Staring at the body, I wanted to whine a little myself. “What’s wrong?” I asked instead. Mex shook his head, curly hair barely registering the movement.

“Never seen one act this way before,” he replied. “Something’s spooked it.” He gave the Sniffer a gentle pat on the shoulder and it leaned into him like a puppy. Damned creepy things.

“Yeah,” I said out loud. I was spooked too. This body didn’t belong here. Oh, don’t get me wrong – we get our fair share of bodies, Diggers killing each other over water or sex, casino’s sending messages that debts need to be paid, that sort of thing. We sweep it under the rug, maybe run somebody in for a show of justice, Corporate orders – keep the Digger’s digging, nothing else mattered, not even human life. Occasionally we’ll see a legitimate accident, it happens, but not often. But this? I’ve never seen this before.

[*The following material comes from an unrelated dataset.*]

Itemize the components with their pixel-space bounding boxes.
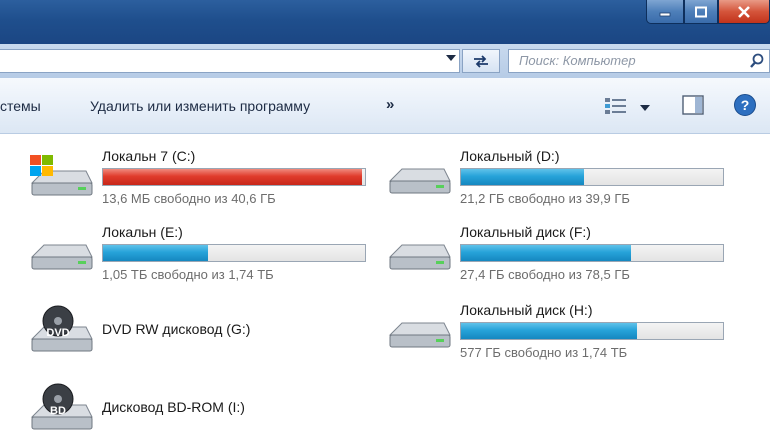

His clothes are fine, tailor cut. They shimmer, color-shifting depending on the angle and marking him as Corporate. Silver, black and purple hair, shaved close around the lower half of the head but kept extra long on top and stylized make it worse – he’s Board, or related. You can make out such details despite the mess of shattered bones, puddled blood and gore.

“You need cause of death?” asked Winky nervously. Winky was what we had for a doctor, a short, squat, nervous woman with a tick in one eye and one leg shorter than the other giving her a perpetual limp.

My comm was buzzing in my ear as I shook my head. We knew what killed him, a fall from high up. The words ‘CORPORATE PRIORITY’ flashed across my sunglasses and I turned, looking up and up and up at the Corporate Spire looming above me all shiny metal and glass, impossibly tall. There were only a few dozen of these in Solar City, each taller than the last but this one stretched taller than all the rest. It was filled with Corporate types, the hierarchy from the charts they plaster here and there. They were the ones who told everyone else what to do, told the Diggers where to dig, the city where to move.

Metaphorically speaking, falling from a Corporate Spire was something few people survived. Literally doing it like this poor sap?

“I’m being summoned.”

Mex stood beside me, that damned Sniffer wrapping its damned tail around my leg. He pounded me on the shoulder and laughed, “Better you than me, brother!”